One also had to pass a drivers test for operating a dump truck.  They do NOT make dump trucks for someone who is 4’ 11”.  I managed by sitting on the very edge of the huge seat, then sliding down onto my back so I could reach the petals to shift while my tester told me it was all clear in front of me and advised I steer “a little to the left” or right.  (As a side note, dump trucks have A LOT of gears, not like a standard transmission on a car – that in itself was daunting.)  I had to drive on the freeway like this; alternately sliding upright where I could see to navigate, and then sliding down to shift; where I was looking up at the roof of the cab, my feet searching frantically for the pedals I knew were there somewhere and my arms trying to keep very straight.  I drove via the freeway to the dump, dumped out the elm-wood contents, and then drove a route of mainly city roads back to the DOF lot and parked – I had to prove I could fully operate a dump truck so I had to back in.  As my employers knew how badly I wanted this job, after passing the test, they saw to it I never had to drive the dump truck again:  )

They could not, however, keep making concessions for me.  There was a job to do, and I had to do it.

ditch witch 6' manDo you know what a ditch witch is?  It is this roaring, enormous, bucking beast that looks like a chain saw with wheels and wheelbarrow handles.  It digs ditches and cuts through roots and I (reference my size and note that I weighed all of 103 pounds at the time) had to operate this.  I managed to control the machine-from-hell most of the time.  Until that day when it hit submerged barbed wire, bucked once and effortlessly tossed me into the air and deposited me some 40 feet away onto the very hard pavement.  That hurt me, a lot.  But, I finished the job.  By the way?  After the ditch witch threw me, it traveled on its merry way to chew up a citizen’s fence before my partner could turn it off.  He didn’t know if he should go after it or see if I was still alive. 

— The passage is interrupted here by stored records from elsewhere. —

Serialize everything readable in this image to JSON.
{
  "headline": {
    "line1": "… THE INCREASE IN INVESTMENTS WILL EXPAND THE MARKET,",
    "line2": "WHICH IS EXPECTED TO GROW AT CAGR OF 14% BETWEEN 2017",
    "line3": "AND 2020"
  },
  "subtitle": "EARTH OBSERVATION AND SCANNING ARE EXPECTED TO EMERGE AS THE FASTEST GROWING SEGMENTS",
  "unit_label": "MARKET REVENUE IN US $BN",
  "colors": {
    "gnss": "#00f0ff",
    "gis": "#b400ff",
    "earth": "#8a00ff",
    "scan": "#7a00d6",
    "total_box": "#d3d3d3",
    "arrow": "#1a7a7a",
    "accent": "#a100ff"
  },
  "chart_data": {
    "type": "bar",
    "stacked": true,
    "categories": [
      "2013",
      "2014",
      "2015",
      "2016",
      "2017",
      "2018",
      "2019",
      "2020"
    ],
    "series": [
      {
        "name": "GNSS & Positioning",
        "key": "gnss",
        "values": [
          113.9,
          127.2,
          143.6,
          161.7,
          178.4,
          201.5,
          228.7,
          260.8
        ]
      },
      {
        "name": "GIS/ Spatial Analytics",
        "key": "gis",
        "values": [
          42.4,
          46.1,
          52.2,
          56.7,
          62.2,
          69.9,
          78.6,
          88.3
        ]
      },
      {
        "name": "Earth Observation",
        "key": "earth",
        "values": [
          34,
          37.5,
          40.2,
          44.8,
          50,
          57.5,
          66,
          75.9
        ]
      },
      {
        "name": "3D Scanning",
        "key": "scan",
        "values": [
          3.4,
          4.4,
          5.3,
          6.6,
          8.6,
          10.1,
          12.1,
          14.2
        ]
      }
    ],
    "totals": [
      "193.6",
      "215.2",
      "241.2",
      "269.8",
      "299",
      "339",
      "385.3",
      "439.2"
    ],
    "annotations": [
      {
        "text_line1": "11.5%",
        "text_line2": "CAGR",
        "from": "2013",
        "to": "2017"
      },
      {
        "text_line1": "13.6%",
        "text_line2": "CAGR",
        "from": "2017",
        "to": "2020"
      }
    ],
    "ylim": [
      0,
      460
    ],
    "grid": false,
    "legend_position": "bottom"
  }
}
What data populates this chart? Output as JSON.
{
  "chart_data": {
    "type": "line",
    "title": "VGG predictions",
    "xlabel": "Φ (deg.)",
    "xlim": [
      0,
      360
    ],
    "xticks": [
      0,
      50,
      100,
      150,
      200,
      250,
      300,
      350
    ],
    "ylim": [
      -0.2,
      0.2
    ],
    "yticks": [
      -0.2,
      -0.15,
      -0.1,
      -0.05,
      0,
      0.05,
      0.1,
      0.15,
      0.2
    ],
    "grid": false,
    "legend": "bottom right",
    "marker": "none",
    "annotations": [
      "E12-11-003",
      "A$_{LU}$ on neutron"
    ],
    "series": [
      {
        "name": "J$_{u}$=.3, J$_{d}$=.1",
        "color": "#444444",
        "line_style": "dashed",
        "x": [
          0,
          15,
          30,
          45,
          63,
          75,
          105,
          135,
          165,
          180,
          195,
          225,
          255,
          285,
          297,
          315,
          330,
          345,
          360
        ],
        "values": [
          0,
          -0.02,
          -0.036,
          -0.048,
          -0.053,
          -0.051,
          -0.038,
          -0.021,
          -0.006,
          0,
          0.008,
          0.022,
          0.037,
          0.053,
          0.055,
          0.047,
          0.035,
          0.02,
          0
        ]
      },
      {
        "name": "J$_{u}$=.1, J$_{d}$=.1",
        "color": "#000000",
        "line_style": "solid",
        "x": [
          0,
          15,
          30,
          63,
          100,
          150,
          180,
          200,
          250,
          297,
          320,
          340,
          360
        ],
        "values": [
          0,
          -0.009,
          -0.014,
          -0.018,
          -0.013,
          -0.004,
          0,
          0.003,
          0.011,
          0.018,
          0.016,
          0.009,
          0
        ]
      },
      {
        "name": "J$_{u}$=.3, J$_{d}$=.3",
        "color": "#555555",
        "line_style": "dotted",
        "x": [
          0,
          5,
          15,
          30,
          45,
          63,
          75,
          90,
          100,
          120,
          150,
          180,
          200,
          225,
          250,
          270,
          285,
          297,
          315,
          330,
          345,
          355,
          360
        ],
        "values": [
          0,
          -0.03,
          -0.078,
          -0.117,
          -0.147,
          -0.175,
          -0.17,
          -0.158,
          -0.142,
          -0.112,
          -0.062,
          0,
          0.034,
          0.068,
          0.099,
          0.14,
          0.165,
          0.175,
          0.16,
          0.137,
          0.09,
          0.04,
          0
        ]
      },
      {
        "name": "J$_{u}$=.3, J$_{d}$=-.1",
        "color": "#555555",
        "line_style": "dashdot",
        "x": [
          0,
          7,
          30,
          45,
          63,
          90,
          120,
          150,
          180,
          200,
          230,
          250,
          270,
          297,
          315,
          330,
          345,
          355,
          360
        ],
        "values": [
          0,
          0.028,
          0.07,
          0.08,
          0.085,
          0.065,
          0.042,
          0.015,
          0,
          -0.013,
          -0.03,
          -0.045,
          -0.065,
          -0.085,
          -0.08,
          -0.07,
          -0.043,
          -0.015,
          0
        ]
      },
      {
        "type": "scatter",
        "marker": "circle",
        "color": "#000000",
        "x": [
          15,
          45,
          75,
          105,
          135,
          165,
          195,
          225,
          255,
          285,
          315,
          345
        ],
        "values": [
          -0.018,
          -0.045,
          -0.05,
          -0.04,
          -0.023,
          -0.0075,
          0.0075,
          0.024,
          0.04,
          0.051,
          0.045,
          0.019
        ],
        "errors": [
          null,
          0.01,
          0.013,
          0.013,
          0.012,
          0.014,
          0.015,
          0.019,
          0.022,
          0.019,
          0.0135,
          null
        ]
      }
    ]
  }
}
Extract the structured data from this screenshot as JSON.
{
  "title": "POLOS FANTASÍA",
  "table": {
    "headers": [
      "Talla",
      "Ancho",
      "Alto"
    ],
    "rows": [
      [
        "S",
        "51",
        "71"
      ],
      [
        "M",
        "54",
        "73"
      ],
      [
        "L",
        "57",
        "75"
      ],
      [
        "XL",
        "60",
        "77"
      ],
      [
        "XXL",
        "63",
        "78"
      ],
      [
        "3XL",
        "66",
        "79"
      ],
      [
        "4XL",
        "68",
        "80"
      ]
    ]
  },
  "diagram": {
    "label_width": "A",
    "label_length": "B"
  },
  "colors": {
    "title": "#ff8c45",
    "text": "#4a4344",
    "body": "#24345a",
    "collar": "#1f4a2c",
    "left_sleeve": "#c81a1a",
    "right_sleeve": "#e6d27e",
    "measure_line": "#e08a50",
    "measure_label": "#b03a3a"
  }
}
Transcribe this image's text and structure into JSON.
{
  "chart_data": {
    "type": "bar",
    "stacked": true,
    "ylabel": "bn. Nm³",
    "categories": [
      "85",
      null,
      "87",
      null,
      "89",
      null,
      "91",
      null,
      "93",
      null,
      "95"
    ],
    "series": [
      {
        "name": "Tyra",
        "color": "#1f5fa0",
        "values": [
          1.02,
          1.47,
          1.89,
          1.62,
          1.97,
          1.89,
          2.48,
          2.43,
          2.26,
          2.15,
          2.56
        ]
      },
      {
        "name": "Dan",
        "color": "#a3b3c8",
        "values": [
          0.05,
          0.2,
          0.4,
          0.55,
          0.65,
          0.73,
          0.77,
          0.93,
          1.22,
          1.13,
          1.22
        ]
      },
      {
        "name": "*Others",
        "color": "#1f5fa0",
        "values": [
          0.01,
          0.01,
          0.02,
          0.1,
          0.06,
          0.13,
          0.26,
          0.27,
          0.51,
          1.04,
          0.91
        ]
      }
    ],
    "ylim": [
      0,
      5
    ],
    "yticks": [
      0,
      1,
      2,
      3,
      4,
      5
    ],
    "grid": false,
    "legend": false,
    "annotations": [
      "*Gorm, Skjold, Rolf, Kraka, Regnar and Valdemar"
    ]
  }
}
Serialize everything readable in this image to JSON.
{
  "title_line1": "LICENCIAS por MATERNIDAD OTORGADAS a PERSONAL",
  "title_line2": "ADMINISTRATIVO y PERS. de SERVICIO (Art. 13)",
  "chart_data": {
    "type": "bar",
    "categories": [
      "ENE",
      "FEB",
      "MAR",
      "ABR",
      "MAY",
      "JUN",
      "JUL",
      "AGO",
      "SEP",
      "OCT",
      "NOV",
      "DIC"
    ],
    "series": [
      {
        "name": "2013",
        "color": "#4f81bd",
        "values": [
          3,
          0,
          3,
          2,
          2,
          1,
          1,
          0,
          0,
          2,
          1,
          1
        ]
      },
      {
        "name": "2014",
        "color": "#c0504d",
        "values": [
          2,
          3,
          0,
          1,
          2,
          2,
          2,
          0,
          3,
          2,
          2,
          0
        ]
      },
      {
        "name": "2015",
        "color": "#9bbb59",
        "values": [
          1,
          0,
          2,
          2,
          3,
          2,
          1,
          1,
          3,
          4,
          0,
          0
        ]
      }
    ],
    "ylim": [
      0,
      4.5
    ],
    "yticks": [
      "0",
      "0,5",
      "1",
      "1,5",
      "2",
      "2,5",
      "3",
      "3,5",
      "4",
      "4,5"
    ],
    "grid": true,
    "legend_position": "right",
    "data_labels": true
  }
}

Finally, and probably the hardest most dangerous of all, is that I had to also drive and operate a cherry picker.  Driving and parking on the mini-mountains of downtown San Francisco is no mean feat.  If that isn’t enough, elm trees are very, very tall.  I had to go UP 75 feet (or maybe more, who knows?) in a swaying, bouncing bucket, and using a loooong tree trimmer, take sterile samples of elm trees.  AHHHH!  It makes my palms sweat and my feet hurt to think of it now.  I can’t tell you what balls that took, but I did it, daily while on that detail.

cherry picker extended cherry picker failure
Up, up, up! Ooops!  Thank God this never happened to me!

So there is my list.  What’s yours got in it?